Vos me juzgáis inocente, y por intereses humanos vais a condenarme a muerte, no sabiendo de otra parte quién soy. En esto sois culpable, pero no tanto como aquellos que por una maligna envidia me han puesto en vuestras manos, habiéndose voluntariamente cegado para desconocerme. En cuanto al poder que sobre mí tenéis, os ha sido dado de lo alto, y no sois libre de usar de él a vuestro antojo. ¡Qué impresión no debía hacer en Pilatos esta firmeza, esta dignidad más que humana, esta indiferencia para la vida, y este desprecio de un suplicio tan cruel como infame! Buscó pues de nuevo cómo salvar a Jesús. Mas no supo resistir a esta amenaza de los judíos: Si nos lo devolvéis, no sois amigo del César; cualquiera que se alza por rey, va contra el derecho del César. No tenemos más rey que el César.
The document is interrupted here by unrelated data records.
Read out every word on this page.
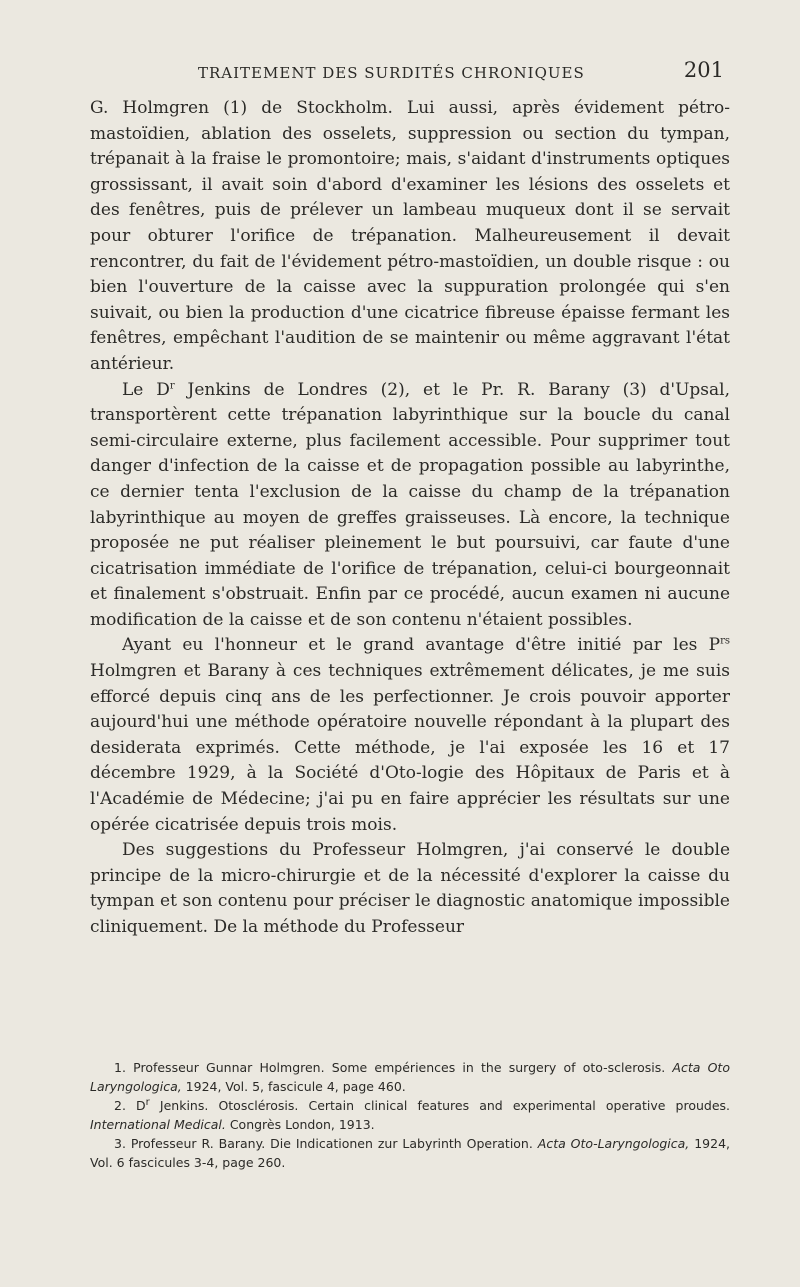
TRAITEMENT DES SURDITÉS CHRONIQUES	201

G. Holmgren (1) de Stockholm. Lui aussi, après évidement pétro-mastoïdien, ablation des osselets, suppression ou section du tympan, trépanait à la fraise le promontoire; mais, s'aidant d'instruments optiques grossissant, il avait soin d'abord d'examiner les lésions des osselets et des fenêtres, puis de prélever un lambeau muqueux dont il se servait pour obturer l'orifice de trépanation. Malheureusement il devait rencontrer, du fait de l'évidement pétro-mastoïdien, un double risque : ou bien l'ouverture de la caisse avec la suppuration prolongée qui s'en suivait, ou bien la production d'une cicatrice fibreuse épaisse fermant les fenêtres, empêchant l'audition de se maintenir ou même aggravant l'état antérieur.

Le $D^r$ Jenkins de Londres (2), et le Pr. R. Barany (3) d'Upsal, transportèrent cette trépanation labyrinthique sur la boucle du canal semi-circulaire externe, plus facilement accessible. Pour supprimer tout danger d'infection de la caisse et de propagation possible au labyrinthe, ce dernier tenta l'exclusion de la caisse du champ de la trépanation labyrinthique au moyen de greffes graisseuses. Là encore, la technique proposée ne put réaliser pleinement le but poursuivi, car faute d'une cicatrisation immédiate de l'orifice de trépanation, celui-ci bourgeonnait et finalement s'obstruait. Enfin par ce procédé, aucun examen ni aucune modification de la caisse et de son contenu n'étaient possibles.

Ayant eu l'honneur et le grand avantage d'être initié par les $P^{rs}$ Holmgren et Barany à ces techniques extrêmement délicates, je me suis efforcé depuis cinq ans de les perfectionner. Je crois pouvoir apporter aujourd'hui une méthode opératoire nouvelle répondant à la plupart des desiderata exprimés. Cette méthode, je l'ai exposée les 16 et 17 décembre 1929, à la Société d'Oto-logie des Hôpitaux de Paris et à l'Académie de Médecine; j'ai pu en faire apprécier les résultats sur une opérée cicatrisée depuis trois mois.

Des suggestions du Professeur Holmgren, j'ai conservé le double principe de la micro-chirurgie et de la nécessité d'explorer la caisse du tympan et son contenu pour préciser le diagnostic anatomique impossible cliniquement. De la méthode du Professeur

1. Professeur Gunnar Holmgren. Some empériences in the surgery of oto-sclerosis. Acta Oto Laryngologica, 1924, Vol. 5, fascicule 4, page 460.

2. $D^r$ Jenkins. Otosclérosis. Certain clinical features and experimental operative proudes. International Medical. Congrès London, 1913.

3. Professeur R. Barany. Die Indicationen zur Labyrinth Operation. Acta Oto-Laryngologica, 1924, Vol. 6 fascicules 3-4, page 260.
   En mil ocasiones los verdaderos discípulos de Jesús han tenido y tienen cada día que combatir contra la política humana. Dios concede entonces la fuerza y la sabiduría a los que le son fieles, y que están dispuestos a sacrificarlo todo en defensa de la verdad. Los mártires son una prueba de ello. En calidad de cristianos, no han creído hacer más que cumplir con su deber, inmolándose como su maestro a los últimos suplicios antes de hacer traición a su fe. Sus discursos, que les inspiraba el Espíritu Santo, y aún más su invencible intrepidez, confundía a los jueces, los cuales convencidos de su inocencia, les condenaban la mayor parte por un cobarde respeto a los edictos de los emperadores, y por culpables condescendencias con el pueblo. 

Desde que se estableció el cristianismo, ¡de cuántas injusticias públicas, de cuántas secretas infidelidades, de cuántas resistencias a la gracia no ha sido causa el desdichado respeto humano! ¡Cuántas almas no ha perdido! ¡Cuántos buenos deseos, cuántas santas resoluciones no ha hecho abortar! Si no siempre daña a la salud, es rarísima la vez que no perjudica a la perfección.  En el claustro así como en el siglo es el mayor enemigo que tienen que combatir las almas que a ella son llamadas. Ocultemos nuestra virtud y nuestras buenas obras a los ojos de los hombres, no hagamos el bien con el objeto de que nos lo vean hacer, este es el precepto del Evangelio. 

Mas no sea que el deseo de agradarles, o el temor de disgustarles, nos estorbe jamás de lo que el deber exige de nosotros, o de lo que la gracia nos inspira. Marchemos con la frente alzada, declarémonos cuando sea necesario, jamás hagamos traición a la causa de Dios. Nada es más glorioso para Él, nada le complace tanto como el ver que su interés es en nuestro espíritu sobre todo lo demás, hasta en los objetos más minuciosos, pues en estos es más difícil vencer el respeto humano, porque no nos vemos sostenidos por aquellos grandes motivos que dan valor en las ocasiones importantes.